KEDO has, for the time being, eliminated the shortfall in its funding thanks to contributions from supporting countries.

On 23 May, South Korea’s Sun-Sup Chang, the executive board’s chairman, said that the agreement to cover the 8% deficit in monthly expenses was one of the organisation’s main accomplishments of the last year.

KEDO spokesman Marc Vogelaar said that the funding problem arose from the way the financial burden-sharing was formulated in 1998. Under that arrangement, South Korea agreed to finance 70% of the cost of the project, with Japan providing 30% for two years, after which its support would drop to 22%.

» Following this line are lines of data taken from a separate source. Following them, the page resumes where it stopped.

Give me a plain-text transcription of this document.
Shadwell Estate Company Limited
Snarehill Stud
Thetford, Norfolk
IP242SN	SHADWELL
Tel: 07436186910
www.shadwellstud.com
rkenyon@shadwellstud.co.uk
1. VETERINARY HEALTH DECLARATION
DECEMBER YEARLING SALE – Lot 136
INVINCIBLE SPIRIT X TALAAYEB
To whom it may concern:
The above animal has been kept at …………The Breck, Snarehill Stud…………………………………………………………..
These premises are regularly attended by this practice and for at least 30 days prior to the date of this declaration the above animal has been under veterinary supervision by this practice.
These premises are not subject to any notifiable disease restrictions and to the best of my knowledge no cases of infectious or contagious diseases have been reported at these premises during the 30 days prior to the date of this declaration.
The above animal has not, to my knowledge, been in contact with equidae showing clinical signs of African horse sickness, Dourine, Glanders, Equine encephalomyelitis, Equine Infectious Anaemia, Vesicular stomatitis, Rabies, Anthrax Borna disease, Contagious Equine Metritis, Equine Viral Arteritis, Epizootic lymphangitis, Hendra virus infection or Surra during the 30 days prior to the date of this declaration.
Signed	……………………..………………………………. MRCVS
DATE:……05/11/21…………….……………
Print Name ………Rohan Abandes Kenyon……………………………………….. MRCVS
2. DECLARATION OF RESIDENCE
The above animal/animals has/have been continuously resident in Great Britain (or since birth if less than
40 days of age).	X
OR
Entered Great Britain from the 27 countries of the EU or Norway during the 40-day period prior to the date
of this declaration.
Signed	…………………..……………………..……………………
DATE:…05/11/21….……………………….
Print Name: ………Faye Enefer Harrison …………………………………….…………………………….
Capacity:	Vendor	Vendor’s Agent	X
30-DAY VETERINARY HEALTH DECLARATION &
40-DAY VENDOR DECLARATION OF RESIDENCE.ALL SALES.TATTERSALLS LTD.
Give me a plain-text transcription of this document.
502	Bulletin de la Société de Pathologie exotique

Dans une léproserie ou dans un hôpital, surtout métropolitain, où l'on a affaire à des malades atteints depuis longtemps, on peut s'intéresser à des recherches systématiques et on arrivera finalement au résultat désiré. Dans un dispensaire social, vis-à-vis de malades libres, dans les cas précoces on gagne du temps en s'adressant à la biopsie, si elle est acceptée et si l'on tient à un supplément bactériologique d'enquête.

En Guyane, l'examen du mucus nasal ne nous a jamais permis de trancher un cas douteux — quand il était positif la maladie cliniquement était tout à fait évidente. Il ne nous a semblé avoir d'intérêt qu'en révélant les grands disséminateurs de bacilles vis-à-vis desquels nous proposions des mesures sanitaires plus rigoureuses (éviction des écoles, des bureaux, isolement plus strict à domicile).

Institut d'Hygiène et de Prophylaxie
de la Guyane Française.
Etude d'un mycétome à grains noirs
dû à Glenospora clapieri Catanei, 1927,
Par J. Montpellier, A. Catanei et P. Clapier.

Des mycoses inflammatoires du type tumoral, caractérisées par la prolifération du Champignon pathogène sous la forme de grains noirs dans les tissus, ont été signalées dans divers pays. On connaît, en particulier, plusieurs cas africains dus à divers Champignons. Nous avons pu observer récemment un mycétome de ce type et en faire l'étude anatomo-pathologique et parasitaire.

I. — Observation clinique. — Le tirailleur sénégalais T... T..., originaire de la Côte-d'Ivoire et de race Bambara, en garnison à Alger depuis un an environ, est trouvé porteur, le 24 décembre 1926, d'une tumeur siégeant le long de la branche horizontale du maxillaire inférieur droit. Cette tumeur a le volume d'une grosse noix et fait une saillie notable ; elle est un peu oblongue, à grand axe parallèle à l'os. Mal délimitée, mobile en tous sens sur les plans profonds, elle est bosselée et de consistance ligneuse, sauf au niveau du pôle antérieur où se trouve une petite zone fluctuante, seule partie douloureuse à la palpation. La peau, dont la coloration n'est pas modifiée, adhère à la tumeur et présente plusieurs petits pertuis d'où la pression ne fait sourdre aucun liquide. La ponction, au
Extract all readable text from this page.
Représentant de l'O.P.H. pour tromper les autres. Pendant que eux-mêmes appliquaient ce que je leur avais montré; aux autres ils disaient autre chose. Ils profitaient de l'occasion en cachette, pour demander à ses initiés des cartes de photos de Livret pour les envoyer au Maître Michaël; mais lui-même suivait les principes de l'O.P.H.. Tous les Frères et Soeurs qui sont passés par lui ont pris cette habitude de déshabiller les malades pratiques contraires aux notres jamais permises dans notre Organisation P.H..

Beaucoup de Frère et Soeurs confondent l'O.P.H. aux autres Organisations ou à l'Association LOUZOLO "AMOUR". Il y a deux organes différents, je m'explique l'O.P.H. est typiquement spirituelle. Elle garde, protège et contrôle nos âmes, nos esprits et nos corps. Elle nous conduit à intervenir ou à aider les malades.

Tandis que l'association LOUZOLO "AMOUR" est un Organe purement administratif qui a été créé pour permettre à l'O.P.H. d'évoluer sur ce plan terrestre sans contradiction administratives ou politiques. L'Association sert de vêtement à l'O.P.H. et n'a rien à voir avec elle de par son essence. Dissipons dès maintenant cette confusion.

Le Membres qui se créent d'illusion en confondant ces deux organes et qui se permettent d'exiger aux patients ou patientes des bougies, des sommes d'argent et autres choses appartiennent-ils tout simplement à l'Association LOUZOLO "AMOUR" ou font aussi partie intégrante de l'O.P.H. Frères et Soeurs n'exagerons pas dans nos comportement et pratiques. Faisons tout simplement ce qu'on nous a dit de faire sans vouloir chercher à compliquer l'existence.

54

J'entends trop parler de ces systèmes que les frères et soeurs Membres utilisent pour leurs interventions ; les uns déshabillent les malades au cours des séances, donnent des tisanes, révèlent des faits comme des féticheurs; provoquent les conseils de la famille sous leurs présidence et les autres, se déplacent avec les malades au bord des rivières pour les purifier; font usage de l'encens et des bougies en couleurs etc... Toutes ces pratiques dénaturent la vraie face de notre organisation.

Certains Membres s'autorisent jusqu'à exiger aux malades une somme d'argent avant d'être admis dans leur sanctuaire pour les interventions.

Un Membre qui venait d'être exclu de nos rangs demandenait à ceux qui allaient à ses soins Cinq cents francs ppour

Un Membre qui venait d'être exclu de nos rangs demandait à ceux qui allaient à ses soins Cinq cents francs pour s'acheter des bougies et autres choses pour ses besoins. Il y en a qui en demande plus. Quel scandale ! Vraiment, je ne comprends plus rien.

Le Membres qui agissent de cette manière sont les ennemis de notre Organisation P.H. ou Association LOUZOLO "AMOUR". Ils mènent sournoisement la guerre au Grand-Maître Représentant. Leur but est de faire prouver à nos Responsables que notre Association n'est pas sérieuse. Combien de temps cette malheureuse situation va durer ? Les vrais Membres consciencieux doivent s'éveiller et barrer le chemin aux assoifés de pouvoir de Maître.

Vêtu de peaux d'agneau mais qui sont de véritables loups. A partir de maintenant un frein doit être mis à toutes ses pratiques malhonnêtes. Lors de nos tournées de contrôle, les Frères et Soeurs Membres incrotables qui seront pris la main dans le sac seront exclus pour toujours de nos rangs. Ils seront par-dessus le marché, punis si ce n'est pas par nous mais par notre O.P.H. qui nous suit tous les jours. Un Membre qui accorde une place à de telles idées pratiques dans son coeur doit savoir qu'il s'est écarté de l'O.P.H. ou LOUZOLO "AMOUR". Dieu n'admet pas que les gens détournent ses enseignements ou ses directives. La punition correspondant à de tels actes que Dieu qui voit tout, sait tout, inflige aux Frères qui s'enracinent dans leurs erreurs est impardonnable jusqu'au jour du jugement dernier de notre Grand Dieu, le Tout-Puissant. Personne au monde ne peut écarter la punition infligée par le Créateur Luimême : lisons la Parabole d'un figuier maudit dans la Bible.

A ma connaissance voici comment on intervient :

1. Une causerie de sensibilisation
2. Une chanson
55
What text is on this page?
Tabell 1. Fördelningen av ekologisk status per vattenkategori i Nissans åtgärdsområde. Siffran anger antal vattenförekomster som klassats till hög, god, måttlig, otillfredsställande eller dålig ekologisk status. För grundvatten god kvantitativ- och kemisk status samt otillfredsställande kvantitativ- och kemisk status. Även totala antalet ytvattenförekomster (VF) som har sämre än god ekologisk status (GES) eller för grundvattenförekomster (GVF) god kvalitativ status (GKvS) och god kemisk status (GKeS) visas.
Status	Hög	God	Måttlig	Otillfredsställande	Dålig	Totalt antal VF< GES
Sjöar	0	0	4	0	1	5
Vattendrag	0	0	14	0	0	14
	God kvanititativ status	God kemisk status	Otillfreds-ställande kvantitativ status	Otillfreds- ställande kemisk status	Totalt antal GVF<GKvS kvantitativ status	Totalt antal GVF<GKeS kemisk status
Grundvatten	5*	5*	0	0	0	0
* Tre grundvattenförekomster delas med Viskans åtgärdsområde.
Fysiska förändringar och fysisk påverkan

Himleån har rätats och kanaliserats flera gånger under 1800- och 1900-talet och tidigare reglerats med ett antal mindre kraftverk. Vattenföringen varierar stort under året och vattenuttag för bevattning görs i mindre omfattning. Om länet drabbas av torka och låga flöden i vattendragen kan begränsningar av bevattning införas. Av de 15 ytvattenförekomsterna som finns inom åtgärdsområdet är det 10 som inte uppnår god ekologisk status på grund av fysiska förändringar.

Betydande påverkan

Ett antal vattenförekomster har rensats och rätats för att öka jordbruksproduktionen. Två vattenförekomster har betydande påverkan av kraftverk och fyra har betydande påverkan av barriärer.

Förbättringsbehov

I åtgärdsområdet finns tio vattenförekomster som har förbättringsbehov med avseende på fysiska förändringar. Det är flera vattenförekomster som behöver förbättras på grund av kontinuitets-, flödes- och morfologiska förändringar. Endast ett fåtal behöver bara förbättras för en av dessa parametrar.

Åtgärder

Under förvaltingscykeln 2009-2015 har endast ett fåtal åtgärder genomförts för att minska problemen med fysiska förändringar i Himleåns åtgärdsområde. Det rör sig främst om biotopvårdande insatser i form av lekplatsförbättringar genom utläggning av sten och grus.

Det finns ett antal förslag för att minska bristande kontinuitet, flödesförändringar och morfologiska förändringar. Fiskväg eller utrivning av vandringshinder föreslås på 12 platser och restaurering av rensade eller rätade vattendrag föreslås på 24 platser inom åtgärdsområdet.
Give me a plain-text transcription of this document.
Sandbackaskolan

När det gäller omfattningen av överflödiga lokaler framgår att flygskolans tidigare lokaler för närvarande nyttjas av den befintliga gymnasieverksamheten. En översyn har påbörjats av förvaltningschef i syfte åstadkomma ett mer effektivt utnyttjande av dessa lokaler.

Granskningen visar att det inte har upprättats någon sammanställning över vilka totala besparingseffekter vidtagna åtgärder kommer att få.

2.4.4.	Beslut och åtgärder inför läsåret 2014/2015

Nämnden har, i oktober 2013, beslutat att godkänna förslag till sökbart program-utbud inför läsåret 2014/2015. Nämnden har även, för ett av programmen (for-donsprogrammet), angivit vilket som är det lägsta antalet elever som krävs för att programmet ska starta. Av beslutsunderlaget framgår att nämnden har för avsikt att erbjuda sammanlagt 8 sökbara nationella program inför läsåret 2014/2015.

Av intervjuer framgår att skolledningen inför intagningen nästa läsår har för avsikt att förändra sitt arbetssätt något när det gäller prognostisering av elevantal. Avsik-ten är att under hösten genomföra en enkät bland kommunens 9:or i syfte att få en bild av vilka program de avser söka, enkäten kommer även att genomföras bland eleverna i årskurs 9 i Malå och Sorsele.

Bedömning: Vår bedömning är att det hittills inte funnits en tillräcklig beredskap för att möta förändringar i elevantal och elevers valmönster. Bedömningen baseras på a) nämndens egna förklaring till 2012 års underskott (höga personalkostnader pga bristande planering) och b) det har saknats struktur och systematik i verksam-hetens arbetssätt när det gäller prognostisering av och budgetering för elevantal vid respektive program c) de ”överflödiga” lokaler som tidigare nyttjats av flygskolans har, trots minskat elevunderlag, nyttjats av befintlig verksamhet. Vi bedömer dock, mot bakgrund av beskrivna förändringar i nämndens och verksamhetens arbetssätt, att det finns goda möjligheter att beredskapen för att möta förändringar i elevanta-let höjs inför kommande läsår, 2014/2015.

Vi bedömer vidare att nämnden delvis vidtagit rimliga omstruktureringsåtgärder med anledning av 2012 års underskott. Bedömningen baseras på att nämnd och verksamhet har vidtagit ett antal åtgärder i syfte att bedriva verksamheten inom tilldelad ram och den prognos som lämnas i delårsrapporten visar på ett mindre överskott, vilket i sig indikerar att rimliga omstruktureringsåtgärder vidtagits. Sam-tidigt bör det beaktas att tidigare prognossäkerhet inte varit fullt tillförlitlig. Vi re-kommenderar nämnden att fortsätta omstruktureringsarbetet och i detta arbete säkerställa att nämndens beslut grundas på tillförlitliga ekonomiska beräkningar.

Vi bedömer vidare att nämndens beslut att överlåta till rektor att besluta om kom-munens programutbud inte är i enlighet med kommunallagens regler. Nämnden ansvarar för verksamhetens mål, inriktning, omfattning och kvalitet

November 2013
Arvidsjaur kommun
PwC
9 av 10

Now that the initial two-year funding period is over, other countries are expected to fill in the funding gap created by Japan’s reduction, and have done so for the current period. There has been new support from the EU, Australia, Canada, New Zealand, Singapore, Finland, Thailand, Qatar, and Poland.

Chang also noted the recent signing of a contract with Doosan Heavy Industry & Construction and a Hitachi-Toshiba consortium to supply the turbine generators. GE, which is the supplier for the project’s reference plants Ulchin 3 and 4, has said that it would not provide them for the North Korean LWRs without specific US government liability guarantees. Vogelaar said that GE was concerned about its liability, and was generally “not keen” on supplying equipment for the North Korean units.

Liability is a key outstanding issue. Vogelaar said that earlier this year, KEDO had given North Korea a draft liability document that had been drawn up by the KEDO countries among themselves. A continuing complication was the difference among KEDO members as to which liability convention they favoured. US subcontractors insist that North Korea should adhere to the Convention on Supplementary Compensation for Nuclear Damage, while many others argue strongly for the Vienna Convention.